Things to Consider Before Integrating IoT Technology into Farming

When you address all these concerns, you will future-proof your farm and improve its operational resilience. Speaking of which, what can we expect of IoT in agriculture in the years to come?

IoT technology and agriculture: What does the future hold?

As we mentioned above, the COVID-19 pandemic has definitely resulted in revised forecasts about the introduction of the Internet of Things into the farming industry. It also highlighted the need to automate farming as much as possible to ensure stable operations with a limited need for manual labor. 

Governments across the globe (Australia, India, Sri Lanka, etc.) have announced initiatives to support farmers and implement IoT farming in local agronomy. All these factors result in an expected growth to nearly $200 billion by 2027, at a CAGR of 14.5%, according to a recent Global Autonomous Farm Equipment Industry report.

According to Reportlinker, global autonomous farm equipment market will grow to nearly $200 billion by 2027.

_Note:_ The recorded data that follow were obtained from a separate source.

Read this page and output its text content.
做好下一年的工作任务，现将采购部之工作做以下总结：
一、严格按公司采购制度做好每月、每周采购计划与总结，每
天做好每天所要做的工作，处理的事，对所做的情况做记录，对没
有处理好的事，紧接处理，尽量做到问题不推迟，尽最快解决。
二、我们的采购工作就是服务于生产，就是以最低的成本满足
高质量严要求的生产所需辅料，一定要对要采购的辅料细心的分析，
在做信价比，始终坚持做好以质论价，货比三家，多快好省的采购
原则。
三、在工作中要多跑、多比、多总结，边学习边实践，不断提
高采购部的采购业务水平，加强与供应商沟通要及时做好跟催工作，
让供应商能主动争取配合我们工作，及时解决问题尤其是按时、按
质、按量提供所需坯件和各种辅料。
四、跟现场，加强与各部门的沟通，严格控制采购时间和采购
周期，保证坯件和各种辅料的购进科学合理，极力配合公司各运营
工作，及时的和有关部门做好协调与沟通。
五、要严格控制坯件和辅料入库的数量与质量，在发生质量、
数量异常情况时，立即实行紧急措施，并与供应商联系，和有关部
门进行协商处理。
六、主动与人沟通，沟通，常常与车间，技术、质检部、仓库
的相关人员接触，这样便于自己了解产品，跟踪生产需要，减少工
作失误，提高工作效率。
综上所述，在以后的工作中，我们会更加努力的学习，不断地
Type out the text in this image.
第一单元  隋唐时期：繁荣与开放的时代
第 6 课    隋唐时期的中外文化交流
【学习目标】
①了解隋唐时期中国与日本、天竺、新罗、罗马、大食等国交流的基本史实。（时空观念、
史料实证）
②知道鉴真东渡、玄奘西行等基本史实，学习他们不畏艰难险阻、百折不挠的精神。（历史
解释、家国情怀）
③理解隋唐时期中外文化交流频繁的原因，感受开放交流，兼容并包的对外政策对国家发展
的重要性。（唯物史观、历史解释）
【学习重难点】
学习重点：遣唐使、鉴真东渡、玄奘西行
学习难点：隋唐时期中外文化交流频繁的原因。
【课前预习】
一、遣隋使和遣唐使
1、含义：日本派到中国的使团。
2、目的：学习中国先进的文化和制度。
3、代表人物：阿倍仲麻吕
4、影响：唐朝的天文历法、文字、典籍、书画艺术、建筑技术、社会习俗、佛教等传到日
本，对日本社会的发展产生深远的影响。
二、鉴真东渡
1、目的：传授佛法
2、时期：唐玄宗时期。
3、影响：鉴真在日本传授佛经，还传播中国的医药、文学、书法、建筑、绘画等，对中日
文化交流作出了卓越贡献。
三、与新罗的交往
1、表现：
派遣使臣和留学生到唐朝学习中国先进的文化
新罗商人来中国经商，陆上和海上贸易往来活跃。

However, the absence of reliable 5G coverage still remains a large hindrance to smart farming. Also, there currently are no distinct market leaders in IoT solutions as most companies go for purpose-built IoT software solutions handling certain aspects of their operations.

Summing up, a decision to invest in building a smart farming solution in 2021–2022 can be a good way to go for your business, allowing you to benefit from government support early and conquer the market quickly.

How can Relevant help grow your farming business?

Talent selection is one of the key factors contributing to smart farming project success, as the team you hire should have in-depth knowledge of all the IoT implementation nuances. 

As an experienced IoT software development company, Relevant can easily select the best technology to meet your unique project requirements. We provide the following IoT services to help agriculture businesses adopt innovative technology: 

  • Data collection and management. We help build IoT Big Data solutions, BI dashboards, and reporting tools to easily gather, process, and visualize your smart farming data.
  • IoT app development. We build end-to-end mobile and web platforms for connecting wearables to the cloud and enabling seamless control of data and devices.
  • Back-end infrastructure. We help design and deploy powerful cloud-based back-end infrastructure with serverless architecture, API development, and ERP integration to ensure maximum cost-efficiency of your IoT initiatives.

Many global companies are outsourcing to Ukraine to ensure the high quality of their IoT deliverables and cost-efficient software development. Should you need to hire one or several IoT developers for your project, Relevant has you covered!

Summing up

The market for IoT in agriculture is rapidly growing but is still not dominated by any single player. So it is time to invest in an IoT-based agriculture monitoring system, whether you want it for internal use or to market it as a product. 

IoT use cases vary from equipment monitoring and greenhouse management to livestock monitoring and end-to-end farm management systems. Thus, whatever farming business you are in, IoT technology can help you improve results and grow your revenues.